Granularity is a key factor, however. We saw that batch-mode supercomputer processing failed even the majority of the scientific community for many reasons related to grain-size and centralization. The distributed model now becoming feasible works at a far finer grain in time as well as task, and should for the most part be fairly transparent or controllable by the individual. Example: if I wish to OCR all the articles which were faxed to me for a book, I may choose to invoke an OCR service which would do its job on a centrally administered compute server, leaving me free to continue my work on a lightweight mobile computer.

[16] By computability I intend more than numerical analysis, of course. This includes any methods which use algorithms that can be effectively computed in present-generation technology. So this excludes, for now, stylistics on music or speech, but includes limited extraction of semantic nets from text.

[17] I am by no means advocating the indiscriminate use or universal utility of quantitative model-building, particularly in disciplines such as mathematics or literary studies which rest on alternative modes of discourse and reasoning.

[18] Examples: P. Sells' Syntax Workbench; J. Barwise and J. Etchmendy's Turing, Tarski and Hyperproof programs; Geometer's SketchPad, ScratchPad (AXIOM), Mathematica, Maple.

[19] There are a few possible routes to the future, such as Mathematica or the language M. See also remarks on computable text in III.B.

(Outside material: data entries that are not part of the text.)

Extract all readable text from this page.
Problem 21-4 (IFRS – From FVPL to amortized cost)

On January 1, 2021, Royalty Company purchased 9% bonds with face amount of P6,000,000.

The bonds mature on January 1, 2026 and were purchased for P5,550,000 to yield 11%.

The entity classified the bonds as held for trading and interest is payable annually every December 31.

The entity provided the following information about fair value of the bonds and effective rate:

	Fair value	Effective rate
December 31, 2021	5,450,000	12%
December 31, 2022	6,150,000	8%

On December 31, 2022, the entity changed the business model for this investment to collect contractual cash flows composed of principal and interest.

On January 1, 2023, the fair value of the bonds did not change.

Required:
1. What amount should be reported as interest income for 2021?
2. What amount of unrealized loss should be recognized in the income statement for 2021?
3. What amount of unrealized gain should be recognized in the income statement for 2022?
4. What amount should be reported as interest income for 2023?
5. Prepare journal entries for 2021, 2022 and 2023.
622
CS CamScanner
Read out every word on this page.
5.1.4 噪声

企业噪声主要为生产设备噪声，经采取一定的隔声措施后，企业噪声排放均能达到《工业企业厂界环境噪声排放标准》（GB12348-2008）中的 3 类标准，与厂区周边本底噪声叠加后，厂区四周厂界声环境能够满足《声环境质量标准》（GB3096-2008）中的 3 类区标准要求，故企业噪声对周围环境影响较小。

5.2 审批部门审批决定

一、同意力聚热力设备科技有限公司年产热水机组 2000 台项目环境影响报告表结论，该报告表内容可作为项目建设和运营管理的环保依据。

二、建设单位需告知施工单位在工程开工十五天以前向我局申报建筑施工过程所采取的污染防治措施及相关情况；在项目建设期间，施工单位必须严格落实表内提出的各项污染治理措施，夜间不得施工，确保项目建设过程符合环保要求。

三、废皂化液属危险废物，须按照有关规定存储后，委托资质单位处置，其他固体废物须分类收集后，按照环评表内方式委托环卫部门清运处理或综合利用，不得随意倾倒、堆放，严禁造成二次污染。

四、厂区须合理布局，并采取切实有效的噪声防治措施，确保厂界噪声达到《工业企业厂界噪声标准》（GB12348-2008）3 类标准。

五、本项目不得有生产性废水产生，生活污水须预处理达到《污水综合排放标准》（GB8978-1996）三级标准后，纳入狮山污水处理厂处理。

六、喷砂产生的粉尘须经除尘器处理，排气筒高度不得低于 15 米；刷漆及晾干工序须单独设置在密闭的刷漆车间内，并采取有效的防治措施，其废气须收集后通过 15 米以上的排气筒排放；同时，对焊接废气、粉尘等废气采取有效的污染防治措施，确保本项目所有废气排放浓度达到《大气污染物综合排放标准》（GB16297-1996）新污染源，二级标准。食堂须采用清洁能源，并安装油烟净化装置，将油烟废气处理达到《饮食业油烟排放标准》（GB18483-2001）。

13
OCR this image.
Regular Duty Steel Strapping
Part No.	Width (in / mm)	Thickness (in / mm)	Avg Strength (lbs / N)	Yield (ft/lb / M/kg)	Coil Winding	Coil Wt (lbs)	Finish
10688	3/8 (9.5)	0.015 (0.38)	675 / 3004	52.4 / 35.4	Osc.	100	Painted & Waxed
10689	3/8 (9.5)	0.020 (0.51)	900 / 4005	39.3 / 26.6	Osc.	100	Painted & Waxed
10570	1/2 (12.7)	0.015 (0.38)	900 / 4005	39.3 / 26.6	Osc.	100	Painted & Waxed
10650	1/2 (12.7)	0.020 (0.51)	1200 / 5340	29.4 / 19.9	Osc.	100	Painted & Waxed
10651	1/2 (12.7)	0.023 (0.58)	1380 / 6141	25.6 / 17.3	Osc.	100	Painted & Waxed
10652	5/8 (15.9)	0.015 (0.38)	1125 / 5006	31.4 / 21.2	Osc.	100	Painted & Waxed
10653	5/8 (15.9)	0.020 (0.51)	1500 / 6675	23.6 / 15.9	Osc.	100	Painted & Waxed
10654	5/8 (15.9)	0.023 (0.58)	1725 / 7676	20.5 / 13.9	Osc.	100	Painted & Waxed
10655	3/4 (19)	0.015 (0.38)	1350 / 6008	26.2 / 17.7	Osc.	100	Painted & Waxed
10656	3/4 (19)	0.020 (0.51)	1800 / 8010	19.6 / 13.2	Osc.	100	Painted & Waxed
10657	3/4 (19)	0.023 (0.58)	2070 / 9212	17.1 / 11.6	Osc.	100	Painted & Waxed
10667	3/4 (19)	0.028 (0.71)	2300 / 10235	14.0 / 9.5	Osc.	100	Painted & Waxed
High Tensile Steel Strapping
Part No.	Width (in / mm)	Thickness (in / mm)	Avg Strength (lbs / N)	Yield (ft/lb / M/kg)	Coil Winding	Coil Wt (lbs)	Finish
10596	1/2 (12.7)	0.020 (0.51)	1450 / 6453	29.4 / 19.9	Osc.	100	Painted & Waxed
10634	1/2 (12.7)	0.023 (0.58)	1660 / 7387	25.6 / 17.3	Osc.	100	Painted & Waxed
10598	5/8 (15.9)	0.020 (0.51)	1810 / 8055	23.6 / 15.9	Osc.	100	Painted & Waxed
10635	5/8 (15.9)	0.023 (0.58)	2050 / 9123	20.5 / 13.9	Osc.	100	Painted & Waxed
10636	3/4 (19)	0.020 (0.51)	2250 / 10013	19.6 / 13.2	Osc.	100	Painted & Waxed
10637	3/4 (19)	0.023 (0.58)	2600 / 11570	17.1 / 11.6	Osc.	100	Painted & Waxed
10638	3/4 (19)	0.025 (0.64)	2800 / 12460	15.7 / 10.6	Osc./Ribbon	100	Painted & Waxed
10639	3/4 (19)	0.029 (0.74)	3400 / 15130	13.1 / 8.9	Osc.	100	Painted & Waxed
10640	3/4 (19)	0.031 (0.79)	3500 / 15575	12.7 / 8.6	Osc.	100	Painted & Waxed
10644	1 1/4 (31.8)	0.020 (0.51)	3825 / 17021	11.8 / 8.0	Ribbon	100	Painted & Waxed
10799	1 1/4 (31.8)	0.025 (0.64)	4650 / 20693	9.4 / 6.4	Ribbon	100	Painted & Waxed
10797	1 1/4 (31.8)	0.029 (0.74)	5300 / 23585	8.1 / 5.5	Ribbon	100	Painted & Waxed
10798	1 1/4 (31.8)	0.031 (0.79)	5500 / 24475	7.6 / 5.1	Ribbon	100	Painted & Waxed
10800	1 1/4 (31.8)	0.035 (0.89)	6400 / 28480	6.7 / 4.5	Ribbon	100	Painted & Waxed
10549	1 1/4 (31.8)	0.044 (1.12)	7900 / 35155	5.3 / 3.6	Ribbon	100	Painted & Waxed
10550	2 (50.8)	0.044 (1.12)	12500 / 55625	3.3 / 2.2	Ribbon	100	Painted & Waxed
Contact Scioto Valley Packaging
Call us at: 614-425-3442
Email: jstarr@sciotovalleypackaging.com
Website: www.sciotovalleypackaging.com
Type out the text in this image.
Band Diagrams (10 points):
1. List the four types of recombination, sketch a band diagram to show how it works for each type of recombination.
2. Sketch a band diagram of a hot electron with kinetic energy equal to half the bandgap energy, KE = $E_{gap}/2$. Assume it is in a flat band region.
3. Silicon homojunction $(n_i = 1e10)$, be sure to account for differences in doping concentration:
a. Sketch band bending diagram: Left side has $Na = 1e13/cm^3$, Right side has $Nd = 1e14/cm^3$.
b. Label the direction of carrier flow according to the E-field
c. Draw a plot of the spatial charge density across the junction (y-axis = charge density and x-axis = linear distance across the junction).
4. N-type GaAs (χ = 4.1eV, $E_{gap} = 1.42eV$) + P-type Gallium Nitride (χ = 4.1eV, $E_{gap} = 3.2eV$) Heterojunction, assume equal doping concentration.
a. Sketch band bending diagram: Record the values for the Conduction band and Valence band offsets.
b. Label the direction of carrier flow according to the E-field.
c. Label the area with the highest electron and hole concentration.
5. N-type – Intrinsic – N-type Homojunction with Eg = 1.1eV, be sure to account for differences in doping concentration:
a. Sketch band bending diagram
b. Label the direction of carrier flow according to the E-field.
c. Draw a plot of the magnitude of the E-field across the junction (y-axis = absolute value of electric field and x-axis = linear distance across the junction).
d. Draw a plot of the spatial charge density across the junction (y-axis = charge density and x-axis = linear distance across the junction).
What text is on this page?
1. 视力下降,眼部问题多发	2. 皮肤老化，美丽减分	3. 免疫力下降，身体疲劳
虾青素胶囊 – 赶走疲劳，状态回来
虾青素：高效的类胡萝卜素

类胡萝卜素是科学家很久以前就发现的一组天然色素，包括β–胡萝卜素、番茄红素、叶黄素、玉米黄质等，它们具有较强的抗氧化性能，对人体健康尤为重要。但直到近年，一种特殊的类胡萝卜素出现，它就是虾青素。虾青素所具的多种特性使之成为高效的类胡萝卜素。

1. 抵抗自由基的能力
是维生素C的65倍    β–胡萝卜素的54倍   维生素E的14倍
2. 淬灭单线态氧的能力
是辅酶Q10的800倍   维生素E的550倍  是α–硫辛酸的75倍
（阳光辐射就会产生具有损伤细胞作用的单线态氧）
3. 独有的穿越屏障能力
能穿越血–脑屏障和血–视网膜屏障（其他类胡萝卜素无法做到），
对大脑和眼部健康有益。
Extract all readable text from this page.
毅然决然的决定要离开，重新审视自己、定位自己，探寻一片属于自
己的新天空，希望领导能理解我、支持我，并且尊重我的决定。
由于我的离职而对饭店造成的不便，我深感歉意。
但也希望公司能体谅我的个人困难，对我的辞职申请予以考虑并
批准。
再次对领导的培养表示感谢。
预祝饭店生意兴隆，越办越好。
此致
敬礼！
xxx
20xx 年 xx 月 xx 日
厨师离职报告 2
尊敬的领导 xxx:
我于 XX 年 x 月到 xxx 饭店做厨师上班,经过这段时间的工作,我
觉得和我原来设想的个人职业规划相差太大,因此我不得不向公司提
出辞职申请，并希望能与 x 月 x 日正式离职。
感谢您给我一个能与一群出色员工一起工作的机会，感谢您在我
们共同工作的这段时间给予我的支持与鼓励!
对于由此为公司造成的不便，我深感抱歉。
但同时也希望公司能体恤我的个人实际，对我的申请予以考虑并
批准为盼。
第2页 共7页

[20] I do not claim by any means that research or learning can be automated in a vulgar sense! In fact, this is nonsensical when we are speaking of the knowledge attainment by humans rather than their proxies. Nor do I claim that computer tools or computational methods can be propagated willy-nilly in all disciplines. Just as sprinkling "workstations" into faculty offices yielded little fruit, transplanting uncontextualized computational methods or tools into scholar's hands will yield little scholarship.

[21] The "multi" in "multimedia" is merely an artifact of primitive computer technology. Until recently, software could present information in only one modality: pure text, pure graphics, etc., very unlike the perceptual world inhabited by most humans. Even now "multimedia " connotes a gaudy collage. For all these reasons, I prefer to drop the prefix and simply use the term "media" to indicate any renderable data.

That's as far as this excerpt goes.